A decade ago, in Adoptive Couple v. Baby Girl, the Supreme Court dealt with the Indian Child Welfare Act (ICWA). [19] The Act dictates that in adoption cases for children with Native American descent, members of the child’s family, tribe, or other tribes must be prioritized before placing the child in a non tribe affiliated household. In this case, a couple separated while the biological mom was pregnant. The father lost contact and soon after the mother put the daughter up for adoption. A non-Indian family adopted the girl and roughly two years later the biological father filed a claim for custody. He had never been in contact with his daughter, and thus the court ruled against granting custody. Again, Skibine believes in this case the Indian Canon was not applied in favor of the ICWA. [20] Although the framework for the Indian canon exists, how the Supreme Court has chosen to use it presents a separate question.
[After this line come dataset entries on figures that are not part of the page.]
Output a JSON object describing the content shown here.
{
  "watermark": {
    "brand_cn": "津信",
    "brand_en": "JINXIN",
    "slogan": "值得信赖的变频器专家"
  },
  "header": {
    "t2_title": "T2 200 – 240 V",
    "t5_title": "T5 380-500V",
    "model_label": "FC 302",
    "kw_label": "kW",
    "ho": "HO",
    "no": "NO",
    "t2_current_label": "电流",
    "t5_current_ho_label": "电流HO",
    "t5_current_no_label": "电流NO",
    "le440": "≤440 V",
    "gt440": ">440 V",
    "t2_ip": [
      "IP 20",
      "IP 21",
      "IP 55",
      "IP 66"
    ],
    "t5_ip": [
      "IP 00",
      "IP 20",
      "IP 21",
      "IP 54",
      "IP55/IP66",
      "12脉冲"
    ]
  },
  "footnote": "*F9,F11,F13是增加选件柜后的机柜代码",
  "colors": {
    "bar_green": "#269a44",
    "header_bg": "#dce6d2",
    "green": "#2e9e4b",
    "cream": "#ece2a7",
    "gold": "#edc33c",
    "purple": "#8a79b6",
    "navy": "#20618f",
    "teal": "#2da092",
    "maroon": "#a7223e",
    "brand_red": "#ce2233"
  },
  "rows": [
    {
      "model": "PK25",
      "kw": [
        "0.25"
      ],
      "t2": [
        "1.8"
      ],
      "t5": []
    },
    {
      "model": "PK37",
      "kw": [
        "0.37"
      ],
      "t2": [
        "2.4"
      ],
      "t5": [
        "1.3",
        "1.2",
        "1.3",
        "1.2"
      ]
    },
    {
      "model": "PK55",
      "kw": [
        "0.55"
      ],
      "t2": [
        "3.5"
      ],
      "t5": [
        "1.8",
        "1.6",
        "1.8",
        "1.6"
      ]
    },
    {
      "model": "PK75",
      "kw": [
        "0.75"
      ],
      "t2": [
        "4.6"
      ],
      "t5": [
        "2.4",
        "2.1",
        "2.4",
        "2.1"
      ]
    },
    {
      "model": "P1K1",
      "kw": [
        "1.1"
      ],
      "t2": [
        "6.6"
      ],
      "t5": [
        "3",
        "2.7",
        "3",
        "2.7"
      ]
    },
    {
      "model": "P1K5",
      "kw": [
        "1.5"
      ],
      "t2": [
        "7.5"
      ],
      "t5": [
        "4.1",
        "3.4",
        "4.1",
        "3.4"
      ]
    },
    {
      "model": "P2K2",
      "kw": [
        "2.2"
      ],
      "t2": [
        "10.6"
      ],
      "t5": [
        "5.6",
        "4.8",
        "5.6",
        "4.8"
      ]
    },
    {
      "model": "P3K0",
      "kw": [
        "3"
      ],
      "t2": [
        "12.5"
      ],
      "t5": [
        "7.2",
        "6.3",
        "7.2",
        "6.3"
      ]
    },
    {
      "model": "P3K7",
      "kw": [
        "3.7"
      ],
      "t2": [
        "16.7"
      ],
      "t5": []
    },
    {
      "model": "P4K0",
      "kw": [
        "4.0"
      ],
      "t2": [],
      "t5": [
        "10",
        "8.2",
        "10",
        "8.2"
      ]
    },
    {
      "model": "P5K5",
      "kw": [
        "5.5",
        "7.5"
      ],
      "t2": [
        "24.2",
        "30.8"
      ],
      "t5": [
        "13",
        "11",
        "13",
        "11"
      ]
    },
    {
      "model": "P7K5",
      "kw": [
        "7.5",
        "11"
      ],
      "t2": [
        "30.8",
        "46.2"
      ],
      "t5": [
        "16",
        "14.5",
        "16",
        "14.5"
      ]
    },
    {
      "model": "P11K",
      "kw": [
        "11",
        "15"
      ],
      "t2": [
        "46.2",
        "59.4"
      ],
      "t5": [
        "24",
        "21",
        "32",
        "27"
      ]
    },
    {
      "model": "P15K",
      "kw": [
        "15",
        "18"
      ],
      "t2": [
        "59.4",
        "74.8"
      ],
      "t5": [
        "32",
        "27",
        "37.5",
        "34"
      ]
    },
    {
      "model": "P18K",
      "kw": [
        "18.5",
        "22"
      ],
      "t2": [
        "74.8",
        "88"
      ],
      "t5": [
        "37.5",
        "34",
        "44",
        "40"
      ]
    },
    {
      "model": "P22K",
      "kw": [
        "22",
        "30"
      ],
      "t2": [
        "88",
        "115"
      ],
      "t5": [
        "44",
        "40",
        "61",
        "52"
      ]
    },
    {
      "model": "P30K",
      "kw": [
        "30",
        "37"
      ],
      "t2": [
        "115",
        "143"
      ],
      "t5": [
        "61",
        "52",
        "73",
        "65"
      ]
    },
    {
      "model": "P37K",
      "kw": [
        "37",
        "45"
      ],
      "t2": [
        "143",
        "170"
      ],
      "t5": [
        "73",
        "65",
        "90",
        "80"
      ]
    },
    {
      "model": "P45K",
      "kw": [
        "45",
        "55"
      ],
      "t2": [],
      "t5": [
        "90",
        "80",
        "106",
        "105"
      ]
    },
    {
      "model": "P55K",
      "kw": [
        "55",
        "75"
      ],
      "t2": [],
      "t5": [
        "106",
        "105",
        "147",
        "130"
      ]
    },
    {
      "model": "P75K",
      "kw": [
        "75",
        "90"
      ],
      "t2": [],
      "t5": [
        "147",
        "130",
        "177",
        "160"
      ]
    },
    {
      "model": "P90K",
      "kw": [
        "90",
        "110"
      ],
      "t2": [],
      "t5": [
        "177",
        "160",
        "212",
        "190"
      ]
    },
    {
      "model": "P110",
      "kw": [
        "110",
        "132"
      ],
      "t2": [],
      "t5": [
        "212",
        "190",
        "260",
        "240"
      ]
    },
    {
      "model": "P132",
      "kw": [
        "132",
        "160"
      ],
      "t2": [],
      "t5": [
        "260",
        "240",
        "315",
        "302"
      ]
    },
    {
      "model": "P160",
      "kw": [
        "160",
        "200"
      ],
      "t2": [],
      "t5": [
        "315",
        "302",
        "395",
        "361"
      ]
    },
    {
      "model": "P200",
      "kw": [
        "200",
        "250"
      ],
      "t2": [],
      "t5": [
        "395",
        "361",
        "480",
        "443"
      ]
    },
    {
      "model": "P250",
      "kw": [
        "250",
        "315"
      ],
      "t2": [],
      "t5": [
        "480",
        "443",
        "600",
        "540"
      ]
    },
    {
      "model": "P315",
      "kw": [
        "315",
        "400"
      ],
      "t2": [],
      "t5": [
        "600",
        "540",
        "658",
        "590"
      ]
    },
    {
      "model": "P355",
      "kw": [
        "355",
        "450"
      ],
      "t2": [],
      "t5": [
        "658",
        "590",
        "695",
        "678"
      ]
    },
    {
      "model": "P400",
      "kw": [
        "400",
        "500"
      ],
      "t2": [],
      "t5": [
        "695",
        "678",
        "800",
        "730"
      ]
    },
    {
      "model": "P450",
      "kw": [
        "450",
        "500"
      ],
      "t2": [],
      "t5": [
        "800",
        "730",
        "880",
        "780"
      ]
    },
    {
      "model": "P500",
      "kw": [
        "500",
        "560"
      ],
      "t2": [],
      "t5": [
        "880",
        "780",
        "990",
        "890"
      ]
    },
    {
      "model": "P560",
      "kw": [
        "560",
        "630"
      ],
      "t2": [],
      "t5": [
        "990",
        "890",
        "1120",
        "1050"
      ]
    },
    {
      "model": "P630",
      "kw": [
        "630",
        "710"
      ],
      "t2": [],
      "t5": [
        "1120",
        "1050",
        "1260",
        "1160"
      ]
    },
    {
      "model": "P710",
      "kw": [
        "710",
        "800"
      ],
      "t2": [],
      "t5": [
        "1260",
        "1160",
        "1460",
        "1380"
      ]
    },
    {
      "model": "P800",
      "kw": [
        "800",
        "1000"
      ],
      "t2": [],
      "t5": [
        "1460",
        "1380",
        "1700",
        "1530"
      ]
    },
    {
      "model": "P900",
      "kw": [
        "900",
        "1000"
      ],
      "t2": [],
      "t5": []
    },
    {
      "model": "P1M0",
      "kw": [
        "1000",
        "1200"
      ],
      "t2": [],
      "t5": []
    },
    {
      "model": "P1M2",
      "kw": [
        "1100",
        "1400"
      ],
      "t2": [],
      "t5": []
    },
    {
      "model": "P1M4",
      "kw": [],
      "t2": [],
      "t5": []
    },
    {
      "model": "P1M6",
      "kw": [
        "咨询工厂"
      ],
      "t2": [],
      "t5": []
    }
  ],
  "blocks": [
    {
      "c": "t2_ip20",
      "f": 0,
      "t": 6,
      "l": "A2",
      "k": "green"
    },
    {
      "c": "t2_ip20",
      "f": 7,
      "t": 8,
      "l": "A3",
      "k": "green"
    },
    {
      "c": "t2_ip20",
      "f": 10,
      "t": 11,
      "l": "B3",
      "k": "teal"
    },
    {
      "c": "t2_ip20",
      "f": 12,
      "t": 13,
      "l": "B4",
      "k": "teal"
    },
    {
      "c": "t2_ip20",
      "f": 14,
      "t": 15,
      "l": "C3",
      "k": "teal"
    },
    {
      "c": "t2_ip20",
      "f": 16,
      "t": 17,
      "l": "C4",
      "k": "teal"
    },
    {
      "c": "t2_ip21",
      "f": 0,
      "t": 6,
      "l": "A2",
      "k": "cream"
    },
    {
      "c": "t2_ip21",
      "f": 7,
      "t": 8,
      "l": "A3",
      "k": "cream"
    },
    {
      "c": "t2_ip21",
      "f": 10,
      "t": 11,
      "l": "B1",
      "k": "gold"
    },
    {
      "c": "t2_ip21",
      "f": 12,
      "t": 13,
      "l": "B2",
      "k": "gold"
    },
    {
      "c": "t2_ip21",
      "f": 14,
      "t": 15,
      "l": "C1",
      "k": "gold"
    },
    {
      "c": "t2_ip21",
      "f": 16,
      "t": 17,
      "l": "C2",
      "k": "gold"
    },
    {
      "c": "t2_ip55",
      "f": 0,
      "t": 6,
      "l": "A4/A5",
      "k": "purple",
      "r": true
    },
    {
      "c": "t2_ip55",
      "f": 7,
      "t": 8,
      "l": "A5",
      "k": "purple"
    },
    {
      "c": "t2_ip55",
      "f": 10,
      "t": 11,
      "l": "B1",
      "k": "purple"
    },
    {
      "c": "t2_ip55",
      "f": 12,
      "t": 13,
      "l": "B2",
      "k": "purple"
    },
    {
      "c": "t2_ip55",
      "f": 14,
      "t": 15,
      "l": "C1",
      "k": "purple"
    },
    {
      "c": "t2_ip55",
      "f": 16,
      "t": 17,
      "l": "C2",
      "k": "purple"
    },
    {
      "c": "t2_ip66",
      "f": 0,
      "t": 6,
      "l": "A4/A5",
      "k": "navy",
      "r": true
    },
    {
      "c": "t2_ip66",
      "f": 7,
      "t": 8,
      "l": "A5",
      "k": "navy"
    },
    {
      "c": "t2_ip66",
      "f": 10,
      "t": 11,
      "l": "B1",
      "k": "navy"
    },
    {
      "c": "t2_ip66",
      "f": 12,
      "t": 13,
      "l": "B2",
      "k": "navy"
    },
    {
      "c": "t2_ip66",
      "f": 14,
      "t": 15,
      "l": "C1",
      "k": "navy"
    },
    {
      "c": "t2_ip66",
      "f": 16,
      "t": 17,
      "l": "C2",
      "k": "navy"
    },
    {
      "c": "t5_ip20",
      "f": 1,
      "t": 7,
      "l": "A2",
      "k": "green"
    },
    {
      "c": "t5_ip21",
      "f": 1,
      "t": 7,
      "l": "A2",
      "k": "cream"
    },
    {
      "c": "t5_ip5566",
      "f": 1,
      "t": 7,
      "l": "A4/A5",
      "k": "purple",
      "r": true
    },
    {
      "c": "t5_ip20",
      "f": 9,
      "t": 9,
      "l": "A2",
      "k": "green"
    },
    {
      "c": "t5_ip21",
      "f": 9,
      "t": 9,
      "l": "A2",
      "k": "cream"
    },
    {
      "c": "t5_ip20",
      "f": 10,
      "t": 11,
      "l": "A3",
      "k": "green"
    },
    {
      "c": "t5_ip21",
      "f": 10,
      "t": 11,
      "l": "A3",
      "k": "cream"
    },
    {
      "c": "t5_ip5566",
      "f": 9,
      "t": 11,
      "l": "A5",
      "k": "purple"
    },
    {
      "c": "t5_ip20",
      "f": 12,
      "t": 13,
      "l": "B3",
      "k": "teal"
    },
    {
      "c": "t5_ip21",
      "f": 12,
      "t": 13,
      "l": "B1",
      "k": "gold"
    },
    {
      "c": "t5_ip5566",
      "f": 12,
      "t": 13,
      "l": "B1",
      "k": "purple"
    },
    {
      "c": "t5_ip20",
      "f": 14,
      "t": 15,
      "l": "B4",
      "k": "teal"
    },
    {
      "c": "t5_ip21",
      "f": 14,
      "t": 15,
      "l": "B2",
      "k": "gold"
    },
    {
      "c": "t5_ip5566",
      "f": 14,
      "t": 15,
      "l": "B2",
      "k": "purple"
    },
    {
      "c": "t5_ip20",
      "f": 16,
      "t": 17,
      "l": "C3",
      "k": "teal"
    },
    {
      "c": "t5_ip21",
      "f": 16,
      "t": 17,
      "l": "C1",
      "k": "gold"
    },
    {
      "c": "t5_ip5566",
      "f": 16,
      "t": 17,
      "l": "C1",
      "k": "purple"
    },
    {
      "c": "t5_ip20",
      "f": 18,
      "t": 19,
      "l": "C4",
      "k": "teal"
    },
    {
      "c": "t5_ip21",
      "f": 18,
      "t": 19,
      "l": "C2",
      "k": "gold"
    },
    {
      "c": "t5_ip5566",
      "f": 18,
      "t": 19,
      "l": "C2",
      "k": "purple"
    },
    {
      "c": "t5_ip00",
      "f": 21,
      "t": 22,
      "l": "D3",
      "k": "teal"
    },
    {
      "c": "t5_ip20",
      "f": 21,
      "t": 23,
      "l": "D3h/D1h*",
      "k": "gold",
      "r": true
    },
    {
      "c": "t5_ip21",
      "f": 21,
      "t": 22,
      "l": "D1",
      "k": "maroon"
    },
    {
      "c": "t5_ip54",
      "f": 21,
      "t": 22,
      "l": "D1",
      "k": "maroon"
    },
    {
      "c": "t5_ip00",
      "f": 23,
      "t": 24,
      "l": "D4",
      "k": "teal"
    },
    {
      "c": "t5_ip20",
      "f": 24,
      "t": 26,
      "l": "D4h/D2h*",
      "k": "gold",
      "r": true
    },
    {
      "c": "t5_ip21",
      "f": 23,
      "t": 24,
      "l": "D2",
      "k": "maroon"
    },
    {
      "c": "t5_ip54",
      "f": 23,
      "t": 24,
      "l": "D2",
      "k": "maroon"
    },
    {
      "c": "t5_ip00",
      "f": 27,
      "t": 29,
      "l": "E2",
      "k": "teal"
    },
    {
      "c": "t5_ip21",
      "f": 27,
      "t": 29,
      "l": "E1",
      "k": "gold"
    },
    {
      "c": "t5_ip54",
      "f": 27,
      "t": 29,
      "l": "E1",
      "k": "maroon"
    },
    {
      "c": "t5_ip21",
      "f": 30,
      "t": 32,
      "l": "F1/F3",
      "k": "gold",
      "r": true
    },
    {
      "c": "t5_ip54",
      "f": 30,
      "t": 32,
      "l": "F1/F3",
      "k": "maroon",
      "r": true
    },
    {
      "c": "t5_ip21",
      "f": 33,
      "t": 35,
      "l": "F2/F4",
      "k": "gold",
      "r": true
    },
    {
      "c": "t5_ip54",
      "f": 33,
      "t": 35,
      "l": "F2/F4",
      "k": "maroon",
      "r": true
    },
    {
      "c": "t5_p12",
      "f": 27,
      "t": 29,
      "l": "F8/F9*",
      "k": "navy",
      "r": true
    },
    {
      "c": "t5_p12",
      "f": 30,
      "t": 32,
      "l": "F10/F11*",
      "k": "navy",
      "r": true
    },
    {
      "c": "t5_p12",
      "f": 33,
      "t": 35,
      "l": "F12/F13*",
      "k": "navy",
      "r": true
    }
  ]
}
The Indian Canon and its history is vital whenever the Supreme Court interprets laws and treaties concerning  Native American tribes within the United States. Having an established framework allows justices to interpret such disputes with a consistent and effective framework. Whether this specific canon is the correct framework of interpretation is a heavily controversial topic that this paper does not fully address in detail. The paper ends with the same question it began with: Originalists attempt to interpret law according to its original public meaning. But from whose perspective should it be interpreted? Understanding this question and the function of the Indian Canon in both theory and practice is a vital prerequisite to exploring litigation surrounding U.S. tribal sovereignty insofar as courts are frequently tasked with interpreting a textual provision in these cases.

[1] See Antonin Scalia & Bryan Garner, READING LAW: THE INTERPRETATION OF LEGAL TEXTS § 38, (2012).

[2] Worcester v. Georgia, 31 U.S. at 582 (1832).

[3]  Jacob Schuman, Indian Canon Originalism, Harv. L. Rev., Vol. 126, No. 4, 1100 (2013).

[4]  31 U.S. 515.

[5] Schuman, 1102.

[6] Id.

[7] Id.

[8]  COHEN'S HANDBOOK OF FEDERAL INDIAN LAW § 2.02, at 119 (Nell Jessup Newton et al. ed). (2005).

[9] Schuman, 1104.

[10]  Id, 1105.

[11] Id.

[12] Id.

[13] Id., 1106.

[14] Washington v. Fishing Vessel Assn., 443 U.S. 658 (1979).

[15] Id.

[16] Carcieri v. Salazar, 555 U.S. 379 (2009).

[17] Cass County v. Leech Lake Band of Chippewa Indians, 524 U.S. 103 (1998).

[18] Alaska v. Native Village of Venetie Tribal Government, 522 U.S. 520 (1998).

[19] Adoptive Couple v. Baby Girl, 570 U.S. 637 (2013).

[20]  Alex Skibine, Textualism and the Indian Canons of Statutory Construction, 55 U. MICH. J. L. REFORM 267 (2022).